Celso Amorim, who was foreign minister during Lula’s presidency from 2003 to 2010, said in an interview this week that he personally thought the IDB vote should be delayed so that Brazil can participate in the process with “a government legitimized by the ticket”.

Lula’s former finance minister, Guido Mantega, who also emphasized that he was giving his personal point of view, suggested that if Lula wins the presidential race he could put pressure on the US government to delay the IDB vote.

A third adviser to the former president, who spoke on condition of anonymity, said that instead of Goldfajn, Lula would be more inclined to turn to an economist like Andre Lara Resende. Part of the team that designed the Real Plan to defeat Brazil’s hyperinflation in the 1990s, Resende declared his vote for Lula in the first round of presidential elections.

Mantega agreed that Resende was a better option in his opinion.

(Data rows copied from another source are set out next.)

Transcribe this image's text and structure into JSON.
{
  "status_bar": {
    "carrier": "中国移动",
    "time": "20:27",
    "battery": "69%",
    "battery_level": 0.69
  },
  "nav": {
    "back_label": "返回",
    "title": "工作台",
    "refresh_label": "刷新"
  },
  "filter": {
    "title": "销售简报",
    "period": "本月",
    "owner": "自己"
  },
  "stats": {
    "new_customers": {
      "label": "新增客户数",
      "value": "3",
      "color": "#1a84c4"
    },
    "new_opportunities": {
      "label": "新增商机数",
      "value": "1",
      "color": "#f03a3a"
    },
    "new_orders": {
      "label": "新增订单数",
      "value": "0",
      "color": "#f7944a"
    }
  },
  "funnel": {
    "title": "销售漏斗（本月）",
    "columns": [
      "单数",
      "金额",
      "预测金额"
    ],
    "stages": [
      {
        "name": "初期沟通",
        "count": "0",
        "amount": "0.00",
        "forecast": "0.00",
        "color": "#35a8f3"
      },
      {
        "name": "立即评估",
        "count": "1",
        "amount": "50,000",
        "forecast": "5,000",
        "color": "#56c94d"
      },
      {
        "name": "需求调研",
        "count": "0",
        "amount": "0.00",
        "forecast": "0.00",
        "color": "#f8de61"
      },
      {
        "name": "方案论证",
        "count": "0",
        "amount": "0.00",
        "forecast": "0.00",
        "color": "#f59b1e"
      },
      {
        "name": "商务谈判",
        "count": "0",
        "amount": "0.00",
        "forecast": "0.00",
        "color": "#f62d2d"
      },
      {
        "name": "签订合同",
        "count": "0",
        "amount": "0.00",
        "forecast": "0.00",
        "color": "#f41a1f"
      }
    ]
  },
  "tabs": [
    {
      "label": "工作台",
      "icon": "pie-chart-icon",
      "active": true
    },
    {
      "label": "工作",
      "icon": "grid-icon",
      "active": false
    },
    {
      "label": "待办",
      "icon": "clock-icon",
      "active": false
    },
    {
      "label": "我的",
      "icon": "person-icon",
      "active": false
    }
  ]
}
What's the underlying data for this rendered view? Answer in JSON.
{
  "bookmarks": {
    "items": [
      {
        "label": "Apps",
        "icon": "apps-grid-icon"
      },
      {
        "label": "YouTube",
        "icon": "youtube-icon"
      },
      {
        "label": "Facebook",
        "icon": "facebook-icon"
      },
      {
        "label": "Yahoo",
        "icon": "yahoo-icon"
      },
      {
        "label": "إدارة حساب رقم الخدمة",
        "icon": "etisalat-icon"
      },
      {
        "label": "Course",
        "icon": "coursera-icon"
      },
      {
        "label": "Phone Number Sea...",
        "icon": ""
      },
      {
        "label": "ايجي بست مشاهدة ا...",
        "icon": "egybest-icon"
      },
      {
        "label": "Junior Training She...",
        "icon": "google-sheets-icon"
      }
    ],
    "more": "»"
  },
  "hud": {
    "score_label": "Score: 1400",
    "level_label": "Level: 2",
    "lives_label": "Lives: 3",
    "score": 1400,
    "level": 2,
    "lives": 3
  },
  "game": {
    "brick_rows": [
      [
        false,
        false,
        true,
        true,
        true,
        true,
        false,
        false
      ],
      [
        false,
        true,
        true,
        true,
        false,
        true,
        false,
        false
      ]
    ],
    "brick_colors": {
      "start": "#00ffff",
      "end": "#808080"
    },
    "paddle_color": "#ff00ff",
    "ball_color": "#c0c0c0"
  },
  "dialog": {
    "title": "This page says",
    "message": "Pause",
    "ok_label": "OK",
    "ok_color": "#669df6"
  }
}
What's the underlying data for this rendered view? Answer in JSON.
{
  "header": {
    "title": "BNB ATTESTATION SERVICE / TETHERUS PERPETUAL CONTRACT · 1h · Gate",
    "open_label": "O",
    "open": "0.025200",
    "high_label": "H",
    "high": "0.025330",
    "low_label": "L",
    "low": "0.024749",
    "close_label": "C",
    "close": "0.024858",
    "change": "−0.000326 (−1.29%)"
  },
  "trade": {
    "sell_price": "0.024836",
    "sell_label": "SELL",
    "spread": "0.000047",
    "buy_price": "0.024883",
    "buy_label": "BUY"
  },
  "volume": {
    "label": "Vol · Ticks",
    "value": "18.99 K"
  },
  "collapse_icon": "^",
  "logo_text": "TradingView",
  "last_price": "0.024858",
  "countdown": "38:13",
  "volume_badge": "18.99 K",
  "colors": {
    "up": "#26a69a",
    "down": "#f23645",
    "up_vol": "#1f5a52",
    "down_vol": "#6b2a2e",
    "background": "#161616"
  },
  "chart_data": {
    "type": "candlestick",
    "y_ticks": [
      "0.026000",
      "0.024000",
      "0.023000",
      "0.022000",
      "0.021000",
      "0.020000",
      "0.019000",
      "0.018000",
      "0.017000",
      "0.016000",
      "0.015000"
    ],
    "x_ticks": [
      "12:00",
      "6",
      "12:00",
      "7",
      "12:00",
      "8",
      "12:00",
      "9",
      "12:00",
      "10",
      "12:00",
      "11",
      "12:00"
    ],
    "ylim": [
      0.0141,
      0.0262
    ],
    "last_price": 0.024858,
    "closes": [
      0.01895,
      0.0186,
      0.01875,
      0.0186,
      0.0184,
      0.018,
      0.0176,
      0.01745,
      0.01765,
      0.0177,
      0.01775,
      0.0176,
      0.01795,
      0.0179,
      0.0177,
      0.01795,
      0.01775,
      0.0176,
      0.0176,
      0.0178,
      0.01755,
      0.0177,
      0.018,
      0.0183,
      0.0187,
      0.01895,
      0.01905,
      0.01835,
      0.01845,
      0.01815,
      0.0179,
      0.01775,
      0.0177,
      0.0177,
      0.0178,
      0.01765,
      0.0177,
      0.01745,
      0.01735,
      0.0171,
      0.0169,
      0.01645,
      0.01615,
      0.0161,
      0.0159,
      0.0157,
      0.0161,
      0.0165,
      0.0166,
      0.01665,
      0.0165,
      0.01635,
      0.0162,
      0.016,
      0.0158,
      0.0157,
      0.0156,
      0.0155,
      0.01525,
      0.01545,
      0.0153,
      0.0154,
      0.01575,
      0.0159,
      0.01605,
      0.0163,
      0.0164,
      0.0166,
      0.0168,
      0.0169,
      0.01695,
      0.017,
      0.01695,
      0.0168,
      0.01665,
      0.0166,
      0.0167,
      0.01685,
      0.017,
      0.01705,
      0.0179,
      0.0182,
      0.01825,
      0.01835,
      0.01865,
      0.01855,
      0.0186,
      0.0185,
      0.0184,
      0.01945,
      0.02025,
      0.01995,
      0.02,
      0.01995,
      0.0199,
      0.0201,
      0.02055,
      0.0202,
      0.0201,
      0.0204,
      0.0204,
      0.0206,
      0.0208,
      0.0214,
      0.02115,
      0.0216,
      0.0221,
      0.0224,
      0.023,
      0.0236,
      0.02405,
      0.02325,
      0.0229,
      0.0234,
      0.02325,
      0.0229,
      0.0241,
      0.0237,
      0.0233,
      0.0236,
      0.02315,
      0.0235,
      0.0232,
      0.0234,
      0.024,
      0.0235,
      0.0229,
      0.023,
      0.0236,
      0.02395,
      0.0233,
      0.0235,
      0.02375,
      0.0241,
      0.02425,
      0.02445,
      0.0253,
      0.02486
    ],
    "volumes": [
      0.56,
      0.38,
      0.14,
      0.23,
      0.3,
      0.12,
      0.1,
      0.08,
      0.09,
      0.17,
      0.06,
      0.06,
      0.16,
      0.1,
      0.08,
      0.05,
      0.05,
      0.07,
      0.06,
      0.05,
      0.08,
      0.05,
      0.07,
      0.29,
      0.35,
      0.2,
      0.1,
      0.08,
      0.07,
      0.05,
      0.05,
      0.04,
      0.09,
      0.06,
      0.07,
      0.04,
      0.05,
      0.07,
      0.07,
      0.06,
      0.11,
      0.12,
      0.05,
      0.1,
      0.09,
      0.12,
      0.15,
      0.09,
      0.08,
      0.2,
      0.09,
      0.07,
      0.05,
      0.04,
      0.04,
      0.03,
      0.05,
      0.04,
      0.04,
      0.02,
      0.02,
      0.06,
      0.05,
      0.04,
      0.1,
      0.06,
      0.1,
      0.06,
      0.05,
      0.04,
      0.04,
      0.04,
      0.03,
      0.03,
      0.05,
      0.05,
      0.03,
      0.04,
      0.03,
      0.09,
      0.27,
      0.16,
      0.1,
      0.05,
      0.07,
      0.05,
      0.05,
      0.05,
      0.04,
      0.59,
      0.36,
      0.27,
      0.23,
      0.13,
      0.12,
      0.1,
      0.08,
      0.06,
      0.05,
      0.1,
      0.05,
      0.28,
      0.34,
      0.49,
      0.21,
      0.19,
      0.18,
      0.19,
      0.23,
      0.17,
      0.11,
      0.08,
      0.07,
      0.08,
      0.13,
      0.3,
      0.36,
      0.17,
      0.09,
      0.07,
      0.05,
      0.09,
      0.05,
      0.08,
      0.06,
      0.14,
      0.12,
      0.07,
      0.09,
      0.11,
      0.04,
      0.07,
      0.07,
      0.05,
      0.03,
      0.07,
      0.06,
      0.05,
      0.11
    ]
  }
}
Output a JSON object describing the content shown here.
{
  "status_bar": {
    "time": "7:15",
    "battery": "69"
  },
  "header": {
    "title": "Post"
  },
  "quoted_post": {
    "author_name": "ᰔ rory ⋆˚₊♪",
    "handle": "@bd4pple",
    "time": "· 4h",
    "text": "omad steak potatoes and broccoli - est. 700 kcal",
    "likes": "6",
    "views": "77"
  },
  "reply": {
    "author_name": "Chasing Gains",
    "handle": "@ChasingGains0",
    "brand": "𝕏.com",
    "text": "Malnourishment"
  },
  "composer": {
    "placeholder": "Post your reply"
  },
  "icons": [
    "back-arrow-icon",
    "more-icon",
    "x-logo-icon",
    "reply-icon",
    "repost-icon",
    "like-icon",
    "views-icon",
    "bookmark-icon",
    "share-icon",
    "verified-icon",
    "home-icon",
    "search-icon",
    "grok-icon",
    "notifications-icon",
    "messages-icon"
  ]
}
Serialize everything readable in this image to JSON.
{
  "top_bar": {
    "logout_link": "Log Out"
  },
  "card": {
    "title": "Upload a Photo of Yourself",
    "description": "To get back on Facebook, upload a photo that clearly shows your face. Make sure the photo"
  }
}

“Ilan (Goldfajn) is a central banker, Lara Resende once headed the BNDES (Brazilian development bank),” Mantega said. “Managing a central bank is different from managing a development bank, one has their foot on the brake, the other has their foot on the accelerator.”

The US Treasury has said it will not nominate a candidate to succeed Claver-Carone, who was the bank’s first US president in its 62-year history.

Mexico will nominate Alicia Bárcena, former director of the United Nations Economic Commission for Latin America and the Caribbean, President Andrés Manuel López Obrador said last month.